La version prononcée fait foi.

Allocution de M. Benoît Pelletier, ministre délégué aux Affaires intergouvernementales
canadiennes et aux Affaires autochtones, prononcée à l’occasion du Congrès du Réseau des collèges et cégeps francophones

Mesdames et Messieurs,

En ma qualité de ministre délégué aux Affaires intergouvernementales canadiennes et aux Affaires autochtones et de ministre responsable de la francophonie canadienne, j’ai eu, à plus d’une reprise, l’occasion de réfléchir aux dimensions interprovinciales et linguistiques de cet inépuisable sujet qu’est l’éducation. Il me semblait donc tout à fait opportun de venir échanger quelques idées avec vous aujourd’hui sur ce sujet.

Avant d’aborder plus spécifiquement la question de l’éducation et de la francophonie, j’aimerais traiter du besoin qui est ressenti dans tout le Canada d’une meilleure coopération entre les différents acteurs de la fédération canadienne.

Comme vous le savez, l’éducation, dans toutes ses dimensions, incluant la formation professionnelle et la formation de la main-d’œuvre, relève de la compétence exclusive des provinces, lesquelles semblent d’ailleurs désireuses de collaborer davantage entre elles dans ce domaine névralgique.

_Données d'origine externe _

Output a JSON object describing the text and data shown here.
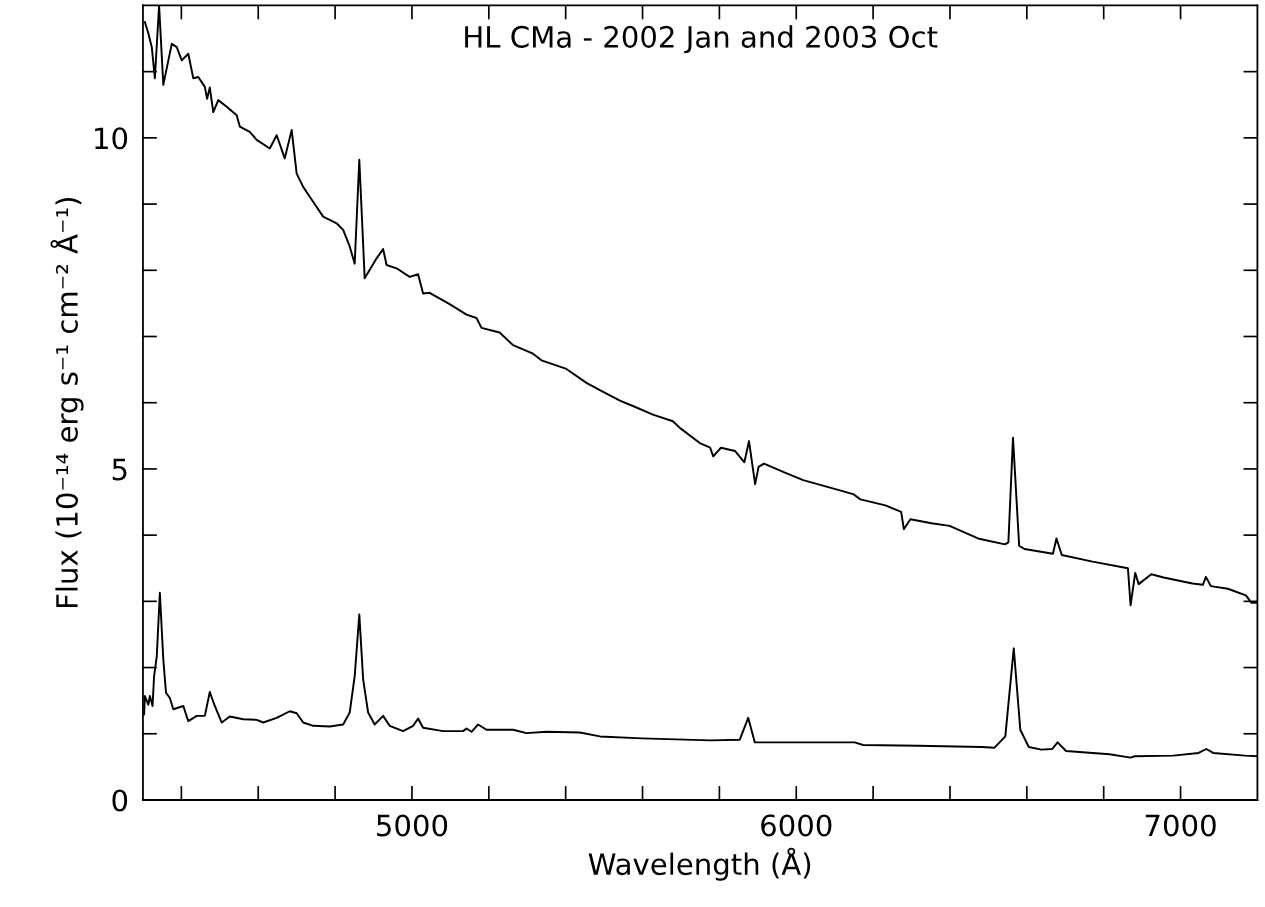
{
  "chart_data": {
    "type": "line",
    "title": "HL CMa - 2002 Jan and 2003 Oct",
    "xlabel": "Wavelength (Å)",
    "ylabel": "Flux (10⁻¹⁴ erg s⁻¹ cm⁻² Å⁻¹)",
    "xlim": [
      4300,
      7200
    ],
    "ylim": [
      0,
      12
    ],
    "xticks": [
      {
        "value": 4400,
        "label": null
      },
      {
        "value": 4600,
        "label": null
      },
      {
        "value": 4800,
        "label": null
      },
      5000,
      {
        "value": 5200,
        "label": null
      },
      {
        "value": 5400,
        "label": null
      },
      {
        "value": 5600,
        "label": null
      },
      {
        "value": 5800,
        "label": null
      },
      6000,
      {
        "value": 6200,
        "label": null
      },
      {
        "value": 6400,
        "label": null
      },
      {
        "value": 6600,
        "label": null
      },
      {
        "value": 6800,
        "label": null
      },
      7000
    ],
    "yticks": [
      0,
      {
        "value": 1,
        "label": null
      },
      {
        "value": 2,
        "label": null
      },
      {
        "value": 3,
        "label": null
      },
      {
        "value": 4,
        "label": null
      },
      5,
      {
        "value": 6,
        "label": null
      },
      {
        "value": 7,
        "label": null
      },
      {
        "value": 8,
        "label": null
      },
      {
        "value": 9,
        "label": null
      },
      10,
      {
        "value": 11,
        "label": null
      }
    ],
    "grid": false,
    "legend": false,
    "marker": "none",
    "line_style": "solid",
    "series": [
      {
        "color": "#000000",
        "x": [
          4305,
          4314,
          4323,
          4331,
          4342,
          4353,
          4375,
          4388,
          4401,
          4418,
          4431,
          4444,
          4461,
          4467,
          4474,
          4483,
          4496,
          4518,
          4544,
          4552,
          4578,
          4596,
          4630,
          4648,
          4669,
          4687,
          4700,
          4717,
          4734,
          4769,
          4804,
          4821,
          4838,
          4851,
          4863,
          4877,
          4908,
          4925,
          4934,
          4960,
          4994,
          5016,
          5029,
          5046,
          5098,
          5142,
          5168,
          5181,
          5228,
          5263,
          5315,
          5337,
          5402,
          5454,
          5489,
          5541,
          5575,
          5627,
          5679,
          5697,
          5749,
          5776,
          5784,
          5804,
          5841,
          5865,
          5877,
          5893,
          5902,
          5916,
          5972,
          6018,
          6074,
          6148,
          6167,
          6232,
          6273,
          6280,
          6297,
          6352,
          6399,
          6473,
          6543,
          6552,
          6564,
          6580,
          6594,
          6668,
          6677,
          6691,
          6771,
          6863,
          6870,
          6882,
          6891,
          6924,
          6956,
          7031,
          7058,
          7066,
          7079,
          7123,
          7170,
          7184,
          7197
        ],
        "values": [
          11.75,
          11.58,
          11.37,
          10.9,
          12.0,
          10.8,
          11.42,
          11.37,
          11.17,
          11.27,
          10.9,
          10.92,
          10.77,
          10.59,
          10.76,
          10.39,
          10.57,
          10.47,
          10.34,
          10.17,
          10.09,
          9.97,
          9.84,
          10.04,
          9.69,
          10.12,
          9.46,
          9.26,
          9.11,
          8.81,
          8.71,
          8.61,
          8.36,
          8.1,
          9.67,
          7.88,
          8.18,
          8.32,
          8.08,
          8.03,
          7.9,
          7.94,
          7.65,
          7.66,
          7.49,
          7.33,
          7.28,
          7.13,
          7.06,
          6.87,
          6.74,
          6.64,
          6.51,
          6.3,
          6.19,
          6.03,
          5.95,
          5.82,
          5.72,
          5.62,
          5.39,
          5.32,
          5.19,
          5.32,
          5.27,
          5.1,
          5.42,
          4.77,
          5.03,
          5.08,
          4.94,
          4.83,
          4.74,
          4.62,
          4.54,
          4.45,
          4.35,
          4.09,
          4.24,
          4.18,
          4.14,
          3.95,
          3.86,
          3.89,
          5.47,
          3.84,
          3.79,
          3.72,
          3.95,
          3.7,
          3.6,
          3.5,
          2.94,
          3.43,
          3.26,
          3.41,
          3.36,
          3.27,
          3.25,
          3.37,
          3.23,
          3.19,
          3.09,
          2.98,
          2.98
        ]
      },
      {
        "color": "#000000",
        "x": [
          4303,
          4305,
          4314,
          4318,
          4325,
          4329,
          4336,
          4344,
          4353,
          4360,
          4370,
          4379,
          4405,
          4418,
          4440,
          4461,
          4474,
          4487,
          4505,
          4526,
          4561,
          4596,
          4613,
          4648,
          4682,
          4700,
          4717,
          4743,
          4786,
          4821,
          4838,
          4851,
          4863,
          4873,
          4886,
          4903,
          4925,
          4942,
          4977,
          5003,
          5016,
          5029,
          5081,
          5133,
          5142,
          5155,
          5172,
          5194,
          5263,
          5298,
          5350,
          5437,
          5489,
          5599,
          5776,
          5853,
          5875,
          5892,
          5986,
          6152,
          6174,
          6317,
          6483,
          6516,
          6544,
          6566,
          6583,
          6605,
          6638,
          6666,
          6680,
          6702,
          6815,
          6870,
          6881,
          6981,
          7047,
          7067,
          7085,
          7168,
          7200
        ],
        "values": [
          1.29,
          1.57,
          1.44,
          1.57,
          1.42,
          1.87,
          2.17,
          3.13,
          2.12,
          1.62,
          1.54,
          1.37,
          1.42,
          1.19,
          1.27,
          1.27,
          1.63,
          1.42,
          1.17,
          1.26,
          1.22,
          1.21,
          1.17,
          1.24,
          1.34,
          1.31,
          1.17,
          1.12,
          1.11,
          1.14,
          1.32,
          1.87,
          2.8,
          1.82,
          1.32,
          1.14,
          1.27,
          1.12,
          1.04,
          1.12,
          1.23,
          1.09,
          1.04,
          1.04,
          1.08,
          1.03,
          1.14,
          1.06,
          1.06,
          1.01,
          1.03,
          1.02,
          0.96,
          0.93,
          0.9,
          0.91,
          1.24,
          0.87,
          0.87,
          0.87,
          0.83,
          0.82,
          0.8,
          0.79,
          0.96,
          2.29,
          1.06,
          0.8,
          0.76,
          0.77,
          0.87,
          0.74,
          0.69,
          0.64,
          0.66,
          0.67,
          0.71,
          0.77,
          0.71,
          0.67,
          0.66
        ]
      }
    ]
  }
}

Dans cette perspective, le Conseil des ministres de l’Éducation du Canada [CMEC] cherche à renforcer son leadership pancanadien et à faire en sorte que l’éducation soit placée à l’avant-plan des priorités au pays, et ce, afin de créer de meilleures conditions de réussite pour les élèves, les étudiantes et les étudiants, et d’améliorer nos systèmes d’éducation. Pour ce faire, les provinces et les territoires comptent se donner des priorités communes répondant aux grands enjeux qu’ils partagent à ce chapitre.

Incidemment, c’est le ministre de l’Éducation du Québec, M. Pierre Reid, qui, depuis octobre 2003, assume la présidence du CMEC, et ce, jusqu’en 2005. Le Québec entend exercer cette responsabilité dans la même perspective qui l’anime dans ses relations intergouvernementales en général, c’est-à-dire en faisant preuve de leadership, mais ce, en partenariat avec les autres provinces et territoires.

Depuis son élection, le gouvernement dont je fais partie s’est engagé résolument en faveur d’une revitalisation du fédéralisme canadien. C’est pourquoi il est plus que jamais déterminé à travailler avec tous ses partenaires provinciaux et territoriaux à ce que s’établisse une nouvelle synergie fondée sur la compréhension et le respect mutuel, l’esprit d’ouverture et la recherche de compromis lorsque ceux-ci sont possibles et souhaitables. Un pas marquant vers l’instauration de cette nouvelle ère a été franchi avec la création à Charlottetown, le 5 décembre dernier, du Conseil de la fédération, formé des premiers ministres des provinces et des territoires.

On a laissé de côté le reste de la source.